For a district with a $33 million budget, that's cheery. For the rest of the state, it means a tide may have turned.
It could mean the end to the costly market dominance of WEA Trust, the health insurer owned by the Wisconsin Education Association Council. Just under two-thirds of Wisconsin districts use WEA Trust, a puzzling preference since its coverage is so costly.
Districts that buy WEA Trust plans average $1,665 a month for family premiums, according to their state association, while those choosing other carriers average $1,466. The difference is greatest where taxpayers cover the whole premium.
Milton was paying $48,301 more in premiums for every month that it couldn't switch from WEA Trust to a pair of plans from Madison-based Dean Health and Janesville-based MercyCare that it said were comparable.
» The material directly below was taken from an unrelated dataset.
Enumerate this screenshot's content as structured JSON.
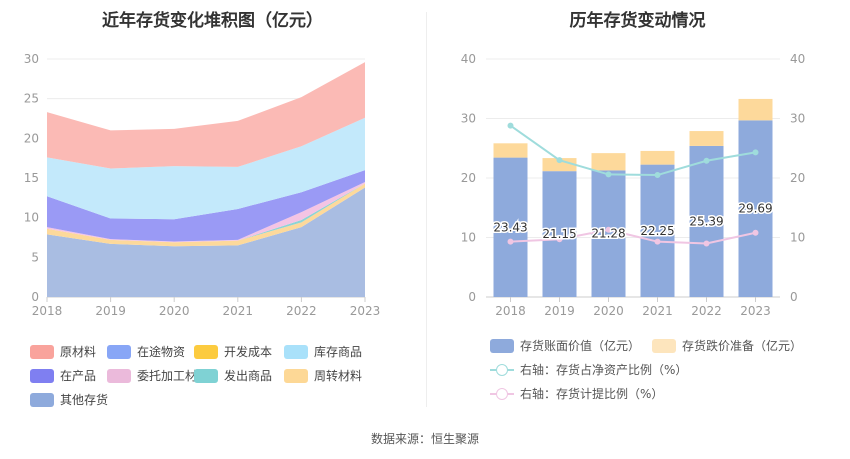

The district already had switched its administrative staff, said Nikolay, and while the union objected that the new plans would restrict choices, most teachers already used doctors at Dean or MercyCare clinics, Nikolay noted. "That made it less problematic for a lot of our families."
And it saved a bundle for a district saddled with "bleak local economic conditions," as its arbitration case put it. It is losing students and, thus, state aid. The area is losing population. The district needed to control premiums, and the arbitrator agreed.